With the clarifications, the logical steps look correct here. I might flesh out more details for steps such as onto. Since they both draw from all of the reals, I feel that is an important in between step for clarification.

 

[mathstudent79]

Sethric, thank you.

As you know, the onto was the part I was especially not sure of. The book I am studying from has very informal and (to my amateur eye) intuitive proofs for onto functions.
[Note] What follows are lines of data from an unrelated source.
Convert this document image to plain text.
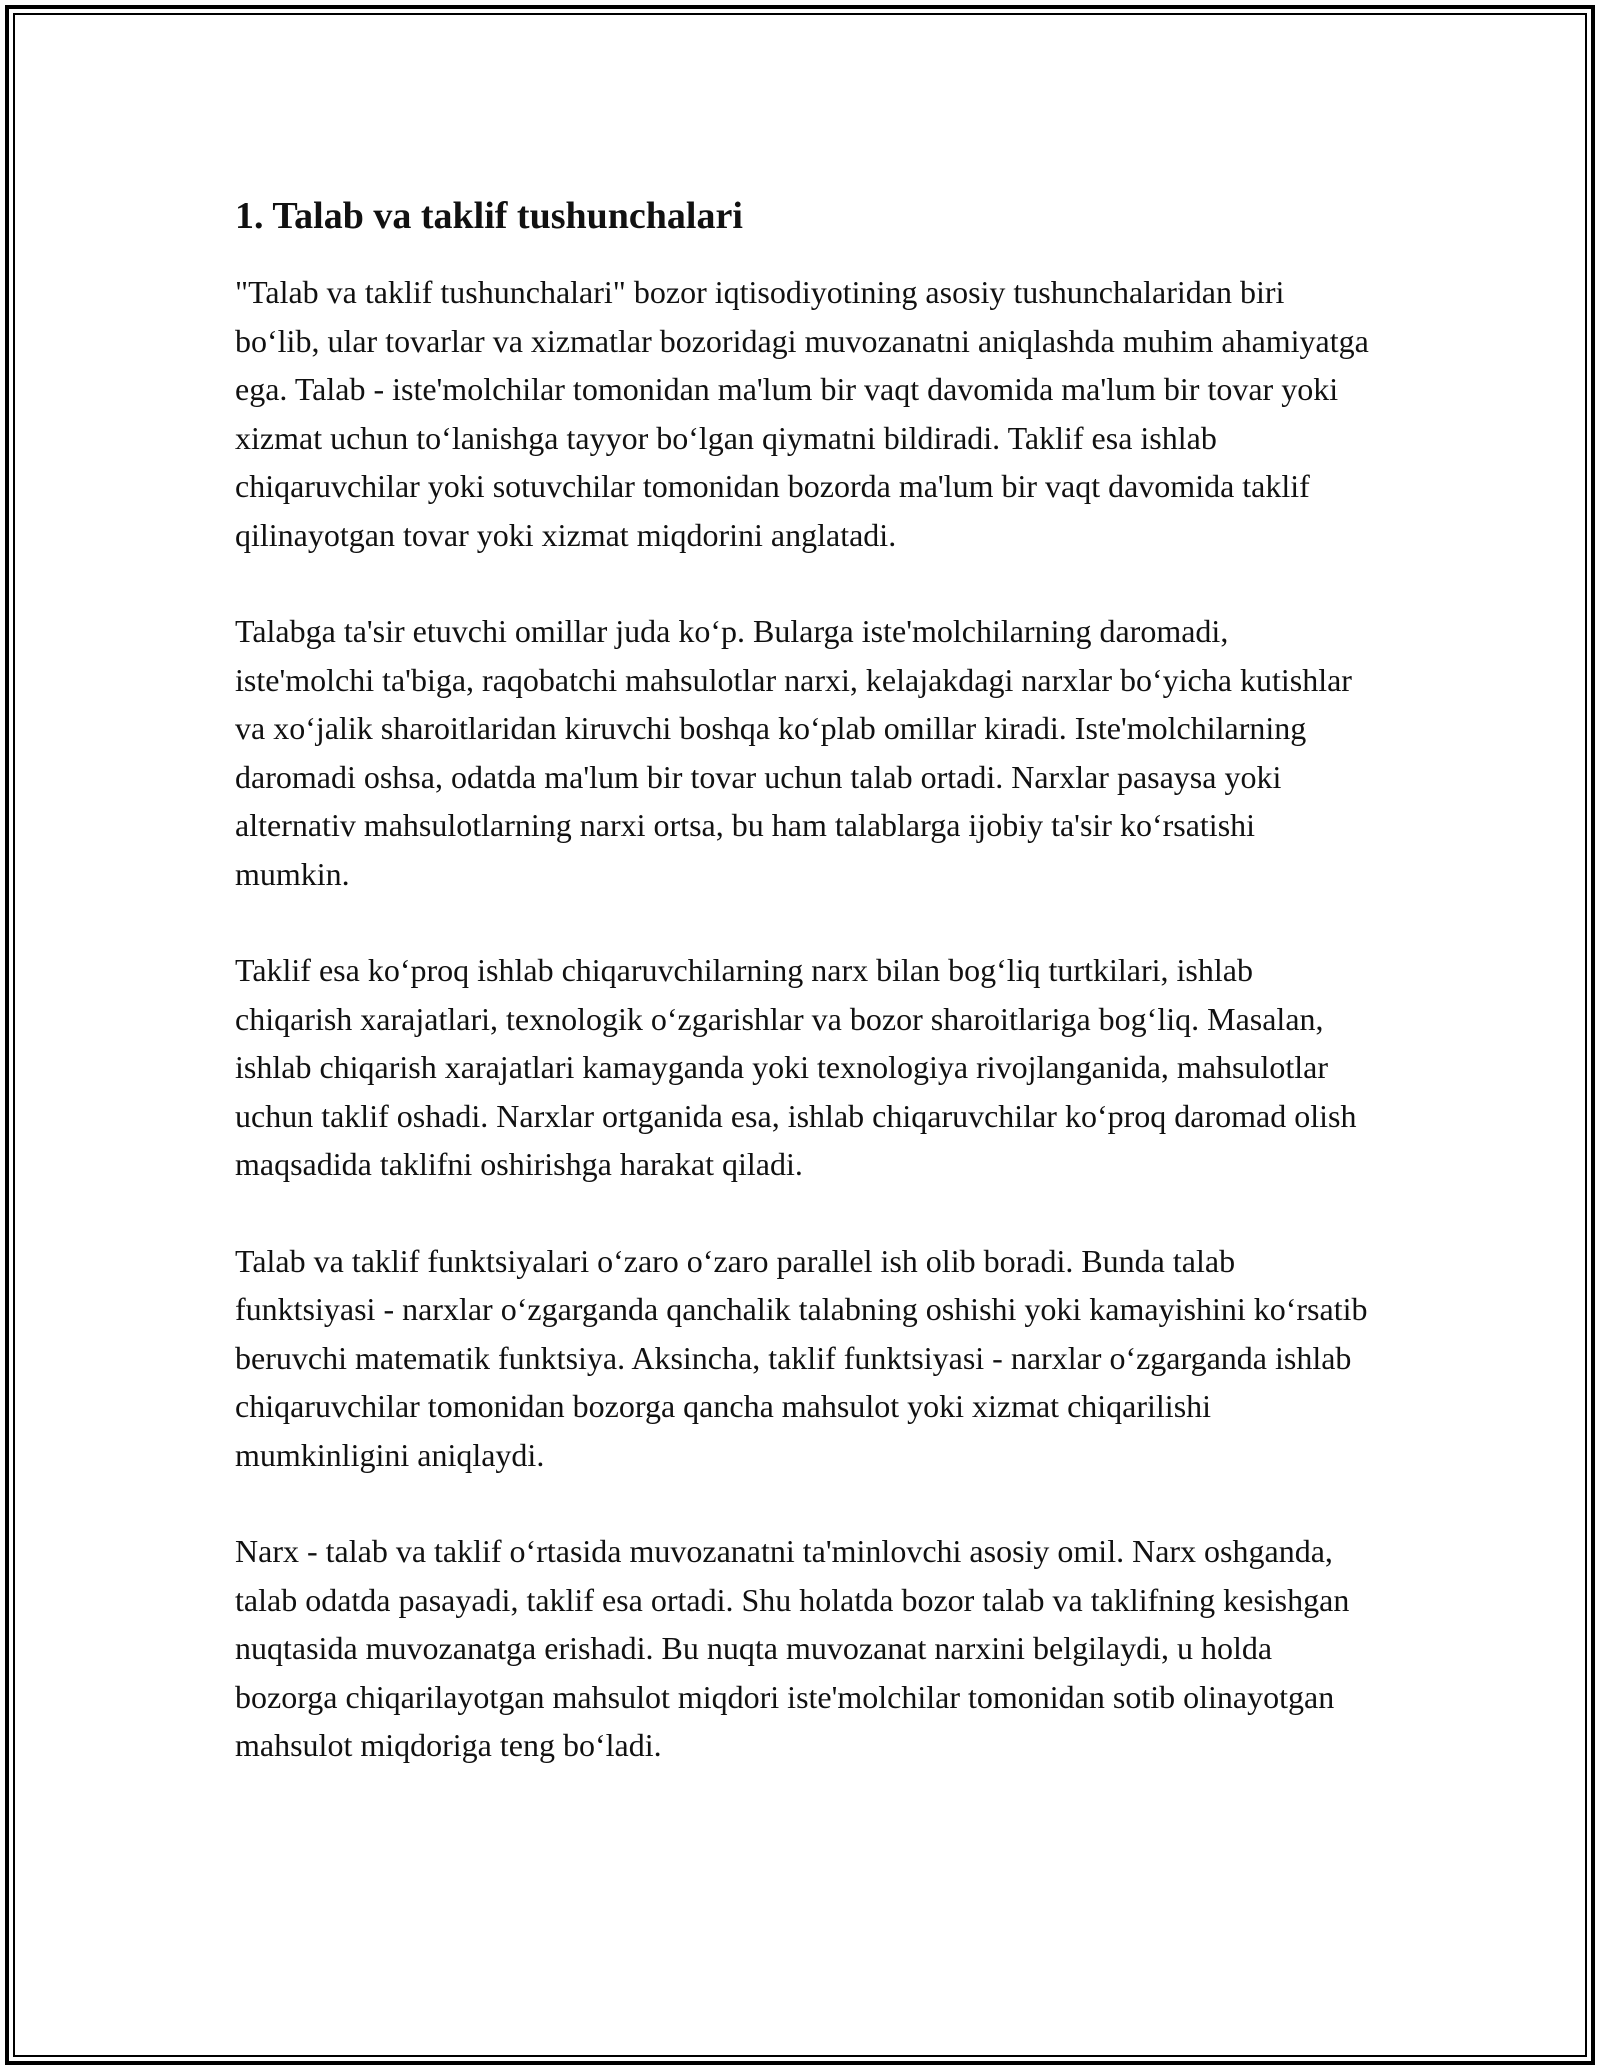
1. Talab va taklif tushunchalari

"Talab va taklif tushunchalari" bozor iqtisodiyotining asosiy tushunchalaridan biri bo‘lib, ular tovarlar va xizmatlar bozoridagi muvozanatni aniqlashda muhim ahamiyatga ega. Talab - iste'molchilar tomonidan ma'lum bir vaqt davomida ma'lum bir tovar yoki xizmat uchun to‘lanishga tayyor bo‘lgan qiymatni bildiradi. Taklif esa ishlab chiqaruvchilar yoki sotuvchilar tomonidan bozorda ma'lum bir vaqt davomida taklif qilinayotgan tovar yoki xizmat miqdorini anglatadi.

Talabga ta'sir etuvchi omillar juda ko‘p. Bularga iste'molchilarning daromadi, iste'molchi ta'biga, raqobatchi mahsulotlar narxi, kelajakdagi narxlar bo‘yicha kutishlar va xo‘jalik sharoitlaridan kiruvchi boshqa ko‘plab omillar kiradi. Iste'molchilarning daromadi oshsa, odatda ma'lum bir tovar uchun talab ortadi. Narxlar pasaysa yoki alternativ mahsulotlarning narxi ortsa, bu ham talablarga ijobiy ta'sir ko‘rsatishi mumkin.

Taklif esa ko‘proq ishlab chiqaruvchilarning narx bilan bog‘liq turtkilari, ishlab chiqarish xarajatlari, texnologik o‘zgarishlar va bozor sharoitlariga bog‘liq. Masalan, ishlab chiqarish xarajatlari kamayganda yoki texnologiya rivojlanganida, mahsulotlar uchun taklif oshadi. Narxlar ortganida esa, ishlab chiqaruvchilar ko‘proq daromad olish maqsadida taklifni oshirishga harakat qiladi.

Talab va taklif funktsiyalari o‘zaro o‘zaro parallel ish olib boradi. Bunda talab funktsiyasi - narxlar o‘zgarganda qanchalik talabning oshishi yoki kamayishini ko‘rsatib beruvchi matematik funktsiya. Aksincha, taklif funktsiyasi - narxlar o‘zgarganda ishlab chiqaruvchilar tomonidan bozorga qancha mahsulot yoki xizmat chiqarilishi mumkinligini aniqlaydi.

Narx - talab va taklif o‘rtasida muvozanatni ta'minlovchi asosiy omil. Narx oshganda, talab odatda pasayadi, taklif esa ortadi. Shu holatda bozor talab va taklifning kesishgan nuqtasida muvozanatga erishadi. Bu nuqta muvozanat narxini belgilaydi, u holda bozorga chiqarilayotgan mahsulot miqdori iste'molchilar tomonidan sotib olinayotgan mahsulot miqdoriga teng bo‘ladi.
Along the lines of 'take any b in B. then f(a)=b for some a in A. Thus the function is onto.' Can you give me a couple of more details on the sort of clarifications or fleshing out you're referring to, if you don't mind? Thank you again.

 

[Sethric]

If I were proving the onto, I would go along the lines of:

Let $$a+bi \in S$$

Then $$a,b \in R$$

Therefore, since $$C = R^2, (a,b) \in C$$ and f((a,b)) = a+bi.

Essentially I would just want to show that that particular a and b are actually in the original set. Showing they were both formed from the reals is enough here, but might not be in future questions.

 

[mathstudent79]

Sethric -

Thank you very much!